O texto, divulgado também online, especifica o calendário e os critérios com os quais as estruturas eclesiais são chamadas a partilhar os frutos nascidos do documento final do Sínodo 2021-2024. O documento esclarece que não se trata de “repetir a consulta do Sínodo”, nem de acrescentar tarefas adicionais à vida das comunidades, mas de “reler o que já foi vivido, reconhecer os frutos e as dificuldades, e disponibilizar a experiência amadurecida numa lógica de troca de dons entre as Igrejas”. A fase de aplicação das indicações do Sínodo sobre a sinodalidade (2021-2024) decorre em várias fases, que culminam na realização de uma inédita Assembleia Eclesial, marcada para 2028.

D. Manuel Quintas explicou que a Igreja pretende ver “todos envolvidos, sem ninguém ficar de fora”. “O Papa traça nesse documento as etapas que vamos percorrer como Igreja diocesana até outubro de 2028”, disse, explicando tratar-se de “uma avaliação por continentes” com “etapas, critérios, instrumentos para a preparação” para “chegar a uma síntese, uma conclusão deste caminho”. Nesse sentido, disse que a primeira – “Fazer memória” – será vivida no primeiro semestre de 2027; a segunda – “interpretar” -, no segundo semestre de 2027; a terceira – “orientar” -, no primeiro quadrimestre de 2028; e a quarta – “celebrar” -, na assembleia universal de outubro de 2028.

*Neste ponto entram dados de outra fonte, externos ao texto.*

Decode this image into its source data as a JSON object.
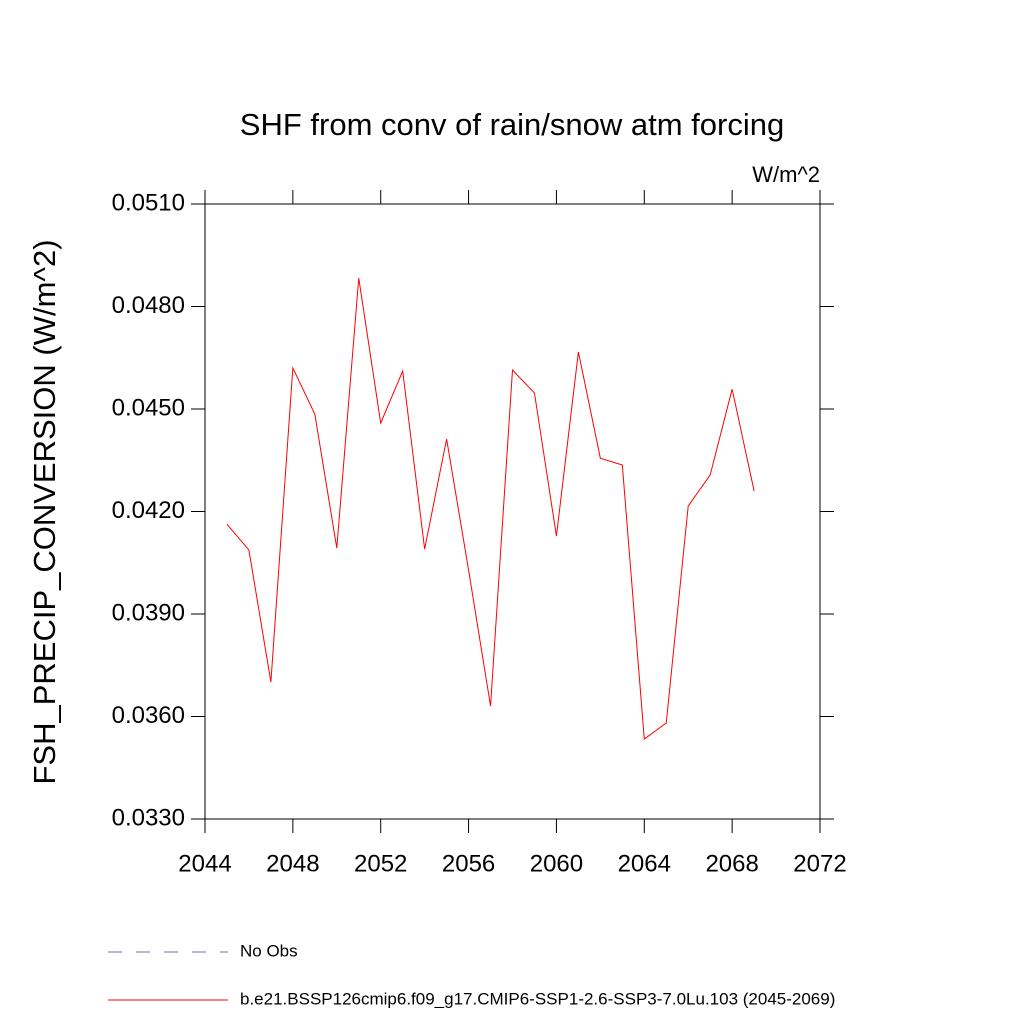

O bispo do Algarve explicou que a “maioria” dos membros dessa assembleia “serão leigos”. “O Papa Leão XIV, no seguimento do Papa Francisco, quer que todos demos o nosso contributo para definir o rosto da Igreja que queremos construir, a que queremos pertencer”, explicou, interrogando: “Qual o rosto concreto de uma Igreja sinodal missionária? Como é que deve ser esta Igreja que constituímos para ser sinodal (com o envolvimento de todos) e ao mesmo tempo missionária (que realiza a missão que Jesus lhe confiou)? E que novos caminhos de sinodalidade estão a surgir como fruto do percurso realizado após a conclusão do sínodo 2021-2024?”.

“Portanto, temos já aqui um programa e é muito bom celebrarmos o Pentecostes com esta orientação, com esta direção, sobretudo sabendo que só será fecundo se estivermos em comunhão todos”, sustentou, apelando ao crescimento “na unidade e na comunhão”.